En revanche, conformément aux stipulations précitées, le taux conventionnel ne peut être applicable qu’aux échéances impayées, au capital restant dû et aux intérêts échus et non versés soit la somme de 99 484,88 € après imputation du règlement de la somme de 4 800,77 € au 23 août 2024, mais non à l’indemnité forfaitaire de 7 215,97 €, laquelle devra être assortie des intérêts au taux légal.
Dans ces circonstances, il y a lieu de condamner M. [W] [M] à payer au CREDIT AGRICOLE BRIE PICARDIE la somme de 106 700,85 € au titre du remboursement du prêt immobilier accepté le 8 mars 2017, assortie des intérêts, à compter de la date du 27 juin 2024, au taux conventionnel de 1,19 % pour la somme de 99 484,88 €, et au taux légal pour la somme de 7 215,97 €, jusqu’à parfait paiement.
– Sur la demande de capitalisation des intérêts,
L’article 1343-2 du Code civil dispose : « Les intérêts échus, dus au moins pour une année entière, produisent intérêt si le contrat l’a prévu ou si une décision de justice le précise. »

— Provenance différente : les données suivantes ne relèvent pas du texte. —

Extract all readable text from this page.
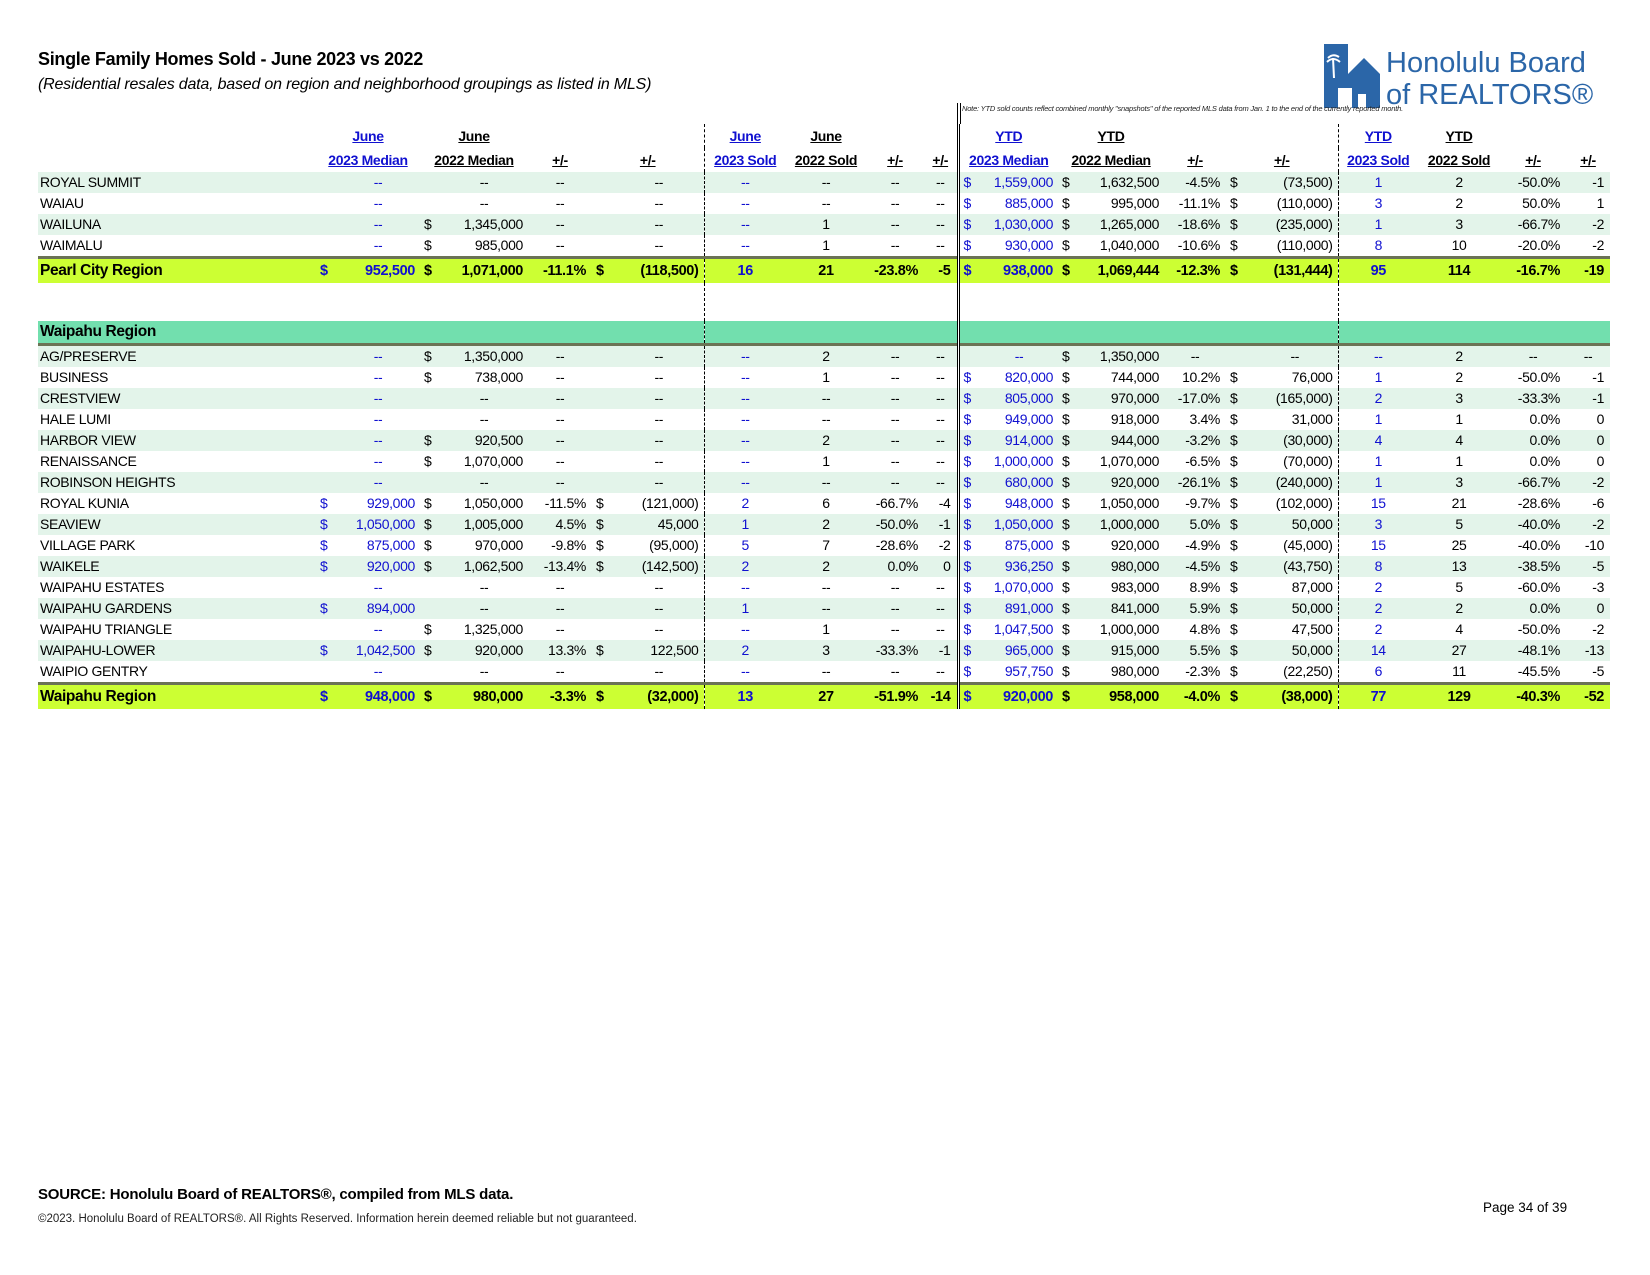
Single Family Homes Sold - June 2023 vs 2022
(Residential resales data, based on region and neighborhood groupings as listed in MLS)
Honolulu Board
of REALTORS®
Note: YTD sold counts reflect combined monthly "snapshots" of the reported MLS data from Jan. 1 to the end of the currently reported month.
	June		June					June	June			YTD		YTD					YTD	YTD		
	2023 Median		2022 Median		+/-	+/-		2023 Sold	2022 Sold	+/-	+/-	2023 Median		2022 Median		+/-	+/-		2023 Sold	2022 Sold	+/-	+/-
ROYAL SUMMIT		--		--	--		--	--	--	--	--	$	1,559,000	$	1,632,500	-4.5%	$	(73,500)	1	2	-50.0%	-1
WAIAU		--		--	--		--	--	--	--	--	$	885,000	$	995,000	-11.1%	$	(110,000)	3	2	50.0%	1
WAILUNA		--	$	1,345,000	--		--	--	1	--	--	$	1,030,000	$	1,265,000	-18.6%	$	(235,000)	1	3	-66.7%	-2
WAIMALU		--	$	985,000	--		--	--	1	--	--	$	930,000	$	1,040,000	-10.6%	$	(110,000)	8	10	-20.0%	-2
Pearl City Region	$	952,500	$	1,071,000	-11.1%	$	(118,500)	16	21	-23.8%	-5	$	938,000	$	1,069,444	-12.3%	$	(131,444)	95	114	-16.7%	-19

Waipahu Region																						
AG/PRESERVE		--	$	1,350,000	--		--	--	2	--	--		--	$	1,350,000	--		--	--	2	--	--
BUSINESS		--	$	738,000	--		--	--	1	--	--	$	820,000	$	744,000	10.2%	$	76,000	1	2	-50.0%	-1
CRESTVIEW		--		--	--		--	--	--	--	--	$	805,000	$	970,000	-17.0%	$	(165,000)	2	3	-33.3%	-1
HALE LUMI		--		--	--		--	--	--	--	--	$	949,000	$	918,000	3.4%	$	31,000	1	1	0.0%	0
HARBOR VIEW		--	$	920,500	--		--	--	2	--	--	$	914,000	$	944,000	-3.2%	$	(30,000)	4	4	0.0%	0
RENAISSANCE		--	$	1,070,000	--		--	--	1	--	--	$	1,000,000	$	1,070,000	-6.5%	$	(70,000)	1	1	0.0%	0
ROBINSON HEIGHTS		--		--	--		--	--	--	--	--	$	680,000	$	920,000	-26.1%	$	(240,000)	1	3	-66.7%	-2
ROYAL KUNIA	$	929,000	$	1,050,000	-11.5%	$	(121,000)	2	6	-66.7%	-4	$	948,000	$	1,050,000	-9.7%	$	(102,000)	15	21	-28.6%	-6
SEAVIEW	$	1,050,000	$	1,005,000	4.5%	$	45,000	1	2	-50.0%	-1	$	1,050,000	$	1,000,000	5.0%	$	50,000	3	5	-40.0%	-2
VILLAGE PARK	$	875,000	$	970,000	-9.8%	$	(95,000)	5	7	-28.6%	-2	$	875,000	$	920,000	-4.9%	$	(45,000)	15	25	-40.0%	-10
WAIKELE	$	920,000	$	1,062,500	-13.4%	$	(142,500)	2	2	0.0%	0	$	936,250	$	980,000	-4.5%	$	(43,750)	8	13	-38.5%	-5
WAIPAHU ESTATES		--		--	--		--	--	--	--	--	$	1,070,000	$	983,000	8.9%	$	87,000	2	5	-60.0%	-3
WAIPAHU GARDENS	$	894,000		--	--		--	1	--	--	--	$	891,000	$	841,000	5.9%	$	50,000	2	2	0.0%	0
WAIPAHU TRIANGLE		--	$	1,325,000	--		--	--	1	--	--	$	1,047,500	$	1,000,000	4.8%	$	47,500	2	4	-50.0%	-2
WAIPAHU-LOWER	$	1,042,500	$	920,000	13.3%	$	122,500	2	3	-33.3%	-1	$	965,000	$	915,000	5.5%	$	50,000	14	27	-48.1%	-13
WAIPIO GENTRY		--		--	--		--	--	--	--	--	$	957,750	$	980,000	-2.3%	$	(22,250)	6	11	-45.5%	-5
Waipahu Region	$	948,000	$	980,000	-3.3%	$	(32,000)	13	27	-51.9%	-14	$	920,000	$	958,000	-4.0%	$	(38,000)	77	129	-40.3%	-52
SOURCE: Honolulu Board of REALTORS®, compiled from MLS data.
©2023. Honolulu Board of REALTORS®. All Rights Reserved. Information herein deemed reliable but not guaranteed.
Page 34 of 39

En conséquence, en l’espèce, il convient d’ordonner la capitalisation des intérêts dus pour au moins une année entière.
Sur les autres mesures
En application de l’article 696 du Code de procédure civile, il convient de condamner M. [W] [M] aux entiers dépens, qui seront recouvrés directement par Maître Olivier BOHBOT Avocat au Barreau Du Val de Marne, conformément à l’article 699 du Code de procédure civile.
Il n’y aura pas lieu à indemnité de procédure, dans un souci d’équité.
Il convient enfin de rappeler que l’exécution provisoire est de droit, conformément à l’article 514 du Code de procédure civile.
PAR CES MOTIFS
Le Tribunal, statuant par décision réputée contradictoire mise à disposition des parties par le greffe et en premier ressort,
CONDAMNE M. [W] [M] à payer à la CREDIT AGRICOLE BRIE PICARDIE la somme de 106 700,85 € au titre du remboursement du prêt immobilier accepté le 8 mars 2017, assortie des intérêts, à compter de la date du 27 juin 2024, au taux conventionnel de 1,19 % pour la somme de 99 484,88 €, et au taux légal pour la somme de 7 215,97 €, jusqu’à parfait paiement ;
DIT que les intérêts, portant sur la condamnation précitée, échus depuis plus d’un an à compter de la date de la signification du présent jugement seront eux même productifs d’intérêts au taux légal ;
CONDAMNE M. [W] [M] aux entiers dépens, qui seront recouvrés directement par Maître Olivier BOHBOT Avocat au Barreau Du Val de Marne ;
DIT n’y avoir lieu à application de l’article 700 du Code de procédure civile ;
RAPPELLE que l’exécution provisoire de la présente décision est de droit.
Fait à [Localité 3], l’an DEUX MIL VINGT CINQ ET LE QUATRE AVRIL
Le présent jugement a été signé par le Président et le Greffier présents lors du prononcé.